The last approach is simple and easy enough while allows users to interact with MLflow without waiting for R APIs to be available. I will illustrate how to achieve this with R package reticulate.

reticulate is an open source R package that allows to call Python from R by embedding a Python session within the R session. It provides seamless and high-performance interoperability between R and Python. The package is available in CRAN repository.

Before beginning, you should have Python installed on the environment where R is running. I prefer installing miniconda.

Once the Python is installed, you can create a virtualenv for MLflow and install mlflow package as follow (with conda):

conda create -q -n mlflow python=3.6
source activate mlflow
pip install -U pip
pip install mlflow

Next install reticulate package through R.

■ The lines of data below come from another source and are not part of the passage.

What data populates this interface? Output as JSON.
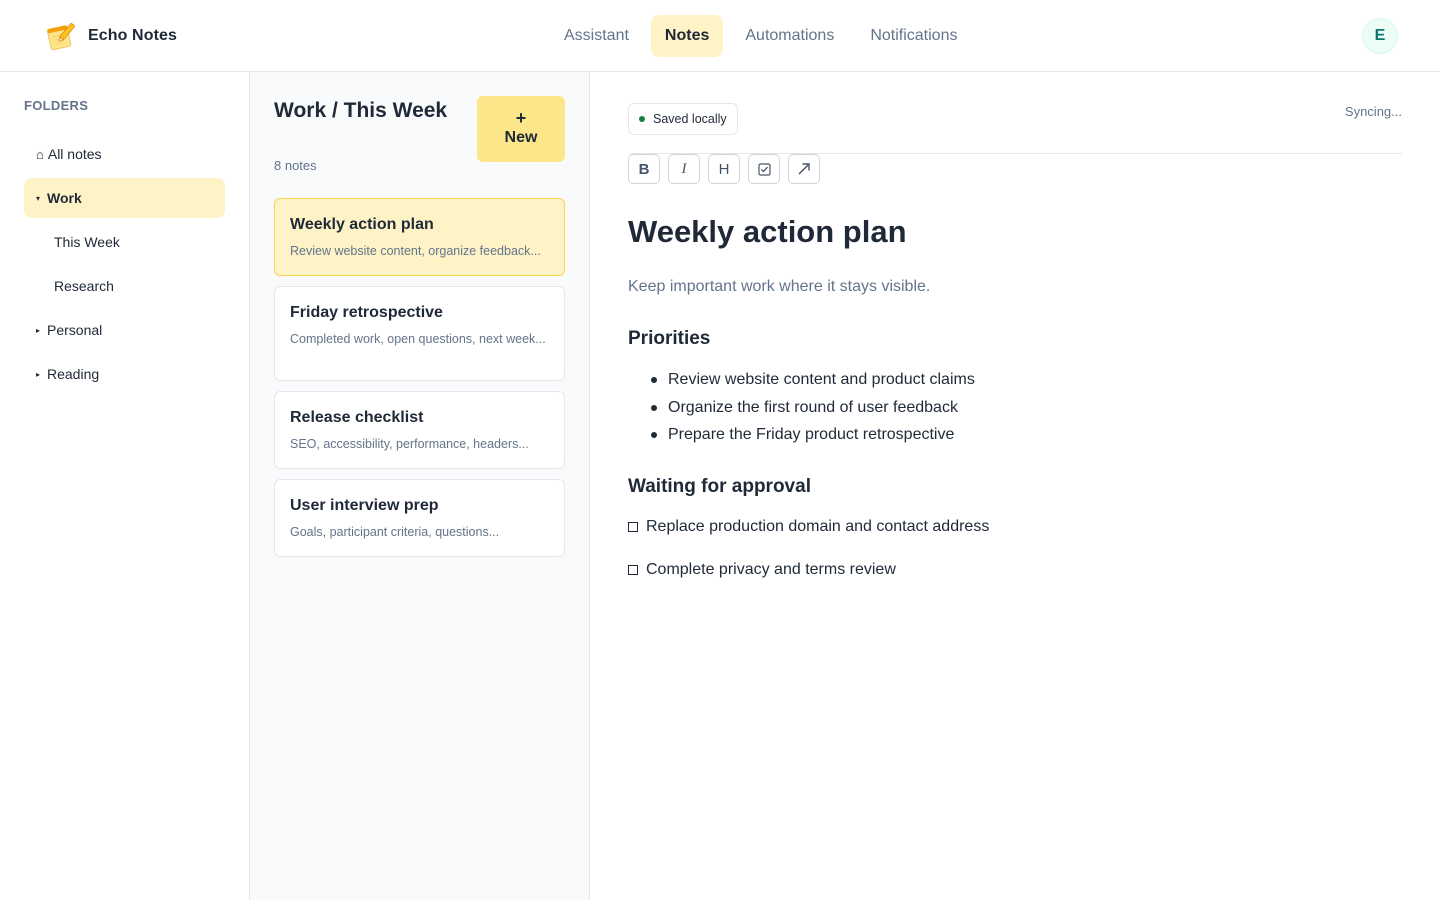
{
  "app": {
    "name": "Echo Notes",
    "logo_icon": "notepad-pencil-icon"
  },
  "nav": {
    "tabs": [
      {
        "label": "Assistant",
        "active": false
      },
      {
        "label": "Notes",
        "active": true
      },
      {
        "label": "Automations",
        "active": false
      },
      {
        "label": "Notifications",
        "active": false
      }
    ]
  },
  "user": {
    "avatar_initial": "E"
  },
  "sidebar": {
    "heading": "FOLDERS",
    "items": [
      {
        "label": "All notes",
        "icon": "home-icon",
        "glyph": "⌂",
        "active": false
      },
      {
        "label": "Work",
        "icon": "caret-down-icon",
        "glyph": "▾",
        "active": true
      },
      {
        "label": "This Week",
        "child": true
      },
      {
        "label": "Research",
        "child": true
      },
      {
        "label": "Personal",
        "icon": "caret-right-icon",
        "glyph": "▸",
        "active": false
      },
      {
        "label": "Reading",
        "icon": "caret-right-icon",
        "glyph": "▸",
        "active": false
      }
    ]
  },
  "notelist": {
    "title": "Work / This Week",
    "count": "8 notes",
    "new_button": {
      "plus": "+",
      "label": "New"
    },
    "notes": [
      {
        "title": "Weekly action plan",
        "snippet": "Review website content, organize feedback...",
        "active": true
      },
      {
        "title": "Friday retrospective",
        "snippet": "Completed work, open questions, next week...",
        "active": false
      },
      {
        "title": "Release checklist",
        "snippet": "SEO, accessibility, performance, headers...",
        "active": false
      },
      {
        "title": "User interview prep",
        "snippet": "Goals, participant criteria, questions...",
        "active": false
      }
    ]
  },
  "editor": {
    "saved_status": "Saved locally",
    "sync_status": "Syncing...",
    "toolbar": [
      {
        "label": "B",
        "name": "bold-button"
      },
      {
        "label": "I",
        "name": "italic-button"
      },
      {
        "label": "H",
        "name": "heading-button"
      },
      {
        "icon": "checkbox-icon",
        "name": "checklist-button"
      },
      {
        "icon": "arrow-up-right-icon",
        "name": "link-button"
      }
    ],
    "title": "Weekly action plan",
    "subtitle": "Keep important work where it stays visible.",
    "sections": [
      {
        "heading": "Priorities",
        "items": [
          "Review website content and product claims",
          "Organize the first round of user feedback",
          "Prepare the Friday product retrospective"
        ]
      },
      {
        "heading": "Waiting for approval",
        "checklist": [
          {
            "label": "Replace production domain and contact address",
            "checked": false
          },
          {
            "label": "Complete privacy and terms review",
            "checked": false
          }
        ]
      }
    ]
  },
  "colors": {
    "accent": "#fef3c7",
    "new_button": "#fde68a",
    "active_border": "#fcd34d",
    "status_dot": "#15803d",
    "muted_text": "#64748b"
  }
}
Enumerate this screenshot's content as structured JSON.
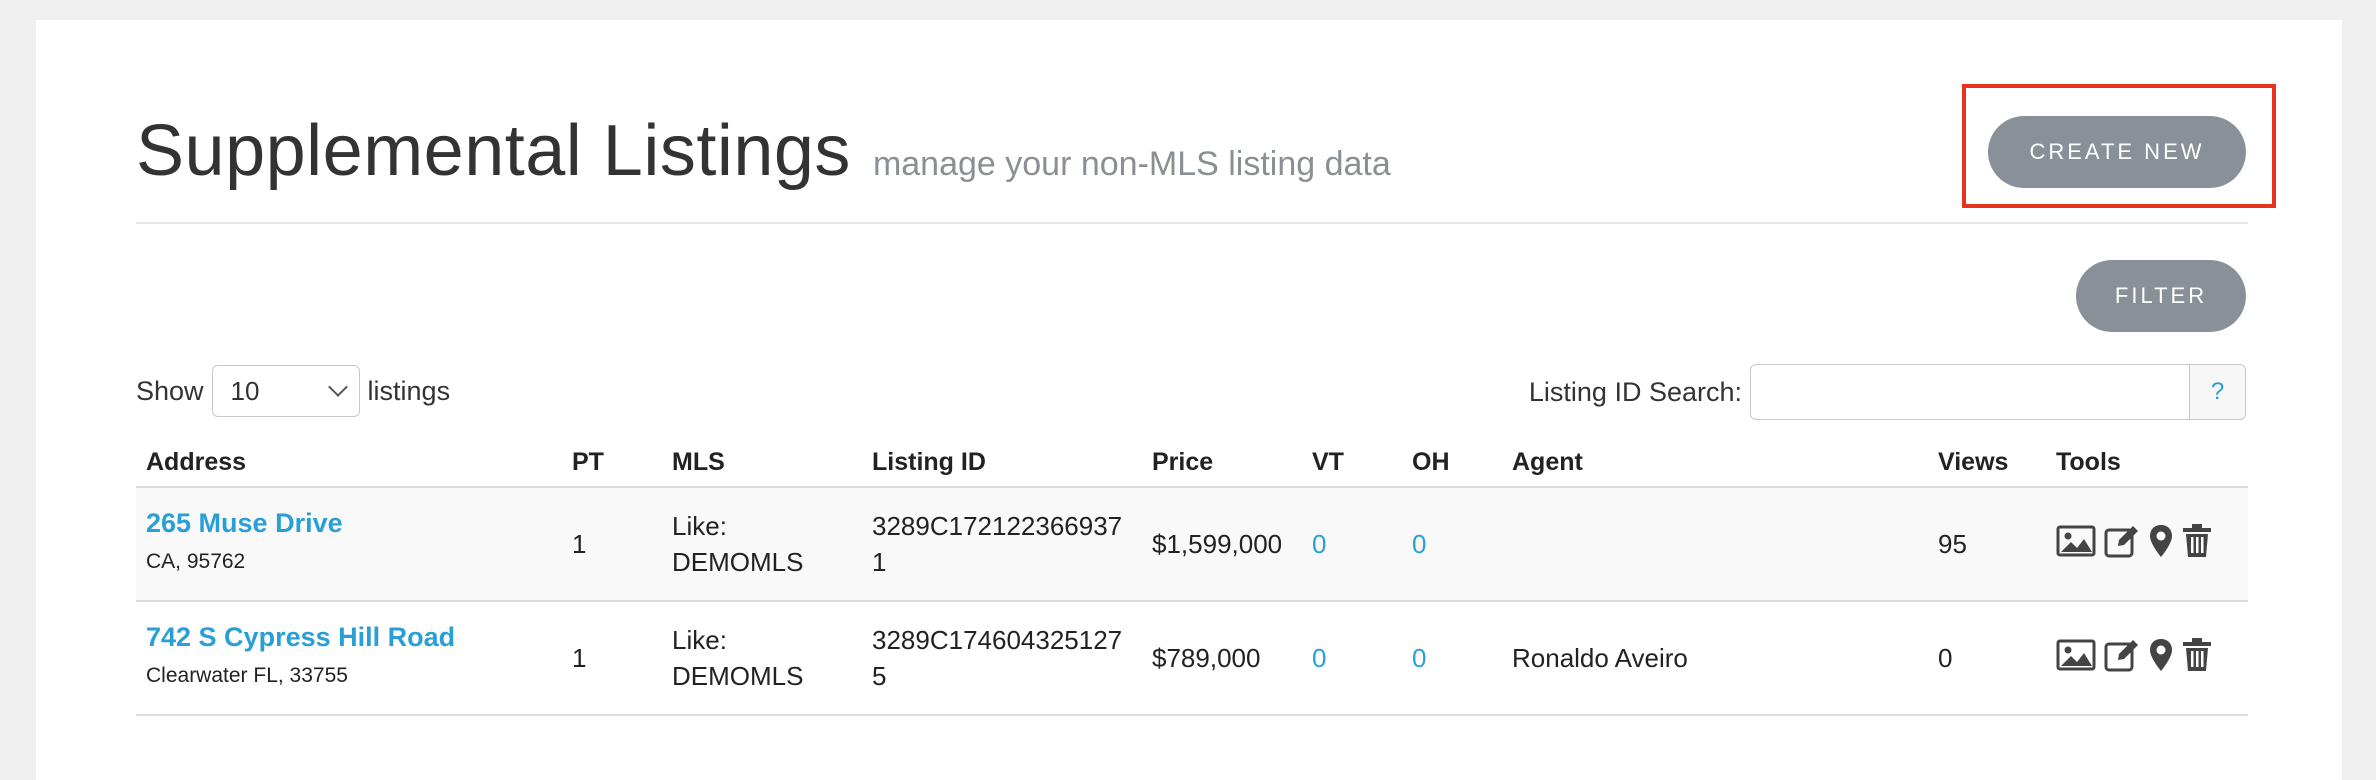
{
  "header": {
    "title": "Supplemental Listings",
    "subtitle": "manage your non-MLS listing data",
    "create_label": "CREATE NEW",
    "filter_label": "FILTER"
  },
  "controls": {
    "show_label": "Show",
    "show_value": "10",
    "listings_label": "listings",
    "search_label": "Listing ID Search:",
    "search_value": "",
    "help_label": "?"
  },
  "table": {
    "columns": [
      "Address",
      "PT",
      "MLS",
      "Listing ID",
      "Price",
      "VT",
      "OH",
      "Agent",
      "Views",
      "Tools"
    ],
    "rows": [
      {
        "address": "265 Muse Drive",
        "address_sub": "CA, 95762",
        "pt": "1",
        "mls_line1": "Like:",
        "mls_line2": "DEMOMLS",
        "id_line1": "3289C172122366937",
        "id_line2": "1",
        "price": "$1,599,000",
        "vt": "0",
        "oh": "0",
        "agent": "",
        "views": "95"
      },
      {
        "address": "742 S Cypress Hill Road",
        "address_sub": "Clearwater FL, 33755",
        "pt": "1",
        "mls_line1": "Like:",
        "mls_line2": "DEMOMLS",
        "id_line1": "3289C174604325127",
        "id_line2": "5",
        "price": "$789,000",
        "vt": "0",
        "oh": "0",
        "agent": "Ronaldo Aveiro",
        "views": "0"
      }
    ]
  },
  "tool_icons": [
    "image-icon",
    "edit-icon",
    "map-pin-icon",
    "trash-icon"
  ],
  "colors": {
    "link": "#2a9fd6",
    "button": "#8a9098",
    "highlight": "#e8321e"
  }
}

install.packages("reticulate")

reticulate allows R to call Python functions seamlessly. The Python package is loaded by the import statement. Calling to a function is through $ operator.

> library(reticulate)
> path <- import("os.path")
> path$isdir("/tmp")
[1] TRUE

As you can see above, it is very simple to call Python functions in os.path module from R with this package. So you can do the same thing with mlflow package by importing it and then call mlflow$log_param and mlflow$log_metric to log parameters and metrics for the R script.

Following R script builds a linear regression model with SparkR. You need SparkR package installed for this example.

# load the reticulate package and import mlflow Python module
library(reticulate)
mlflow <- import("mlflow")

# load SparkR package and start spark session
library(SparkR, lib.loc = c(file.path(Sys.getenv("SPARK_HOME"), "R", "lib")))
sparkR.session(master="local[*]")

# convert iris data.frame to SparkDataFrame
df <- as.DataFrame(iris)

# parameter for GLM
family <- c("gaussian")

# log the parameter
mlflow$log_param("family", family)

# fit the GLM model
model <- spark.glm(df, Species ~ ., family = family)

# exam the model
summary(model)

# path to save the model
model_path <- "/tmp/mlflow-GLM"

# save the model
write.ml(model, model_path)

# log the artifact
mlflow$log_artifacts(model_path)

# stop spark session
sparkR.session.stop()

You can either copy the script to R or Rstudio and run interactively, or save it to a file and run with Rscript command. Make sure that the PATH environment variable includes the path to the mlflow Python virtualenv.

Once the script finishes, go to MLflow UI, the run is now showing and so it can be tracked. Here is a snapshot.

MLflow UI snapshot

In conclusion, this approach lets R users take benefit of MLflow Tracking component and track their R models in a quick way. I will show how R users can use the other two components (Projects and Models) of MLflow in future stories.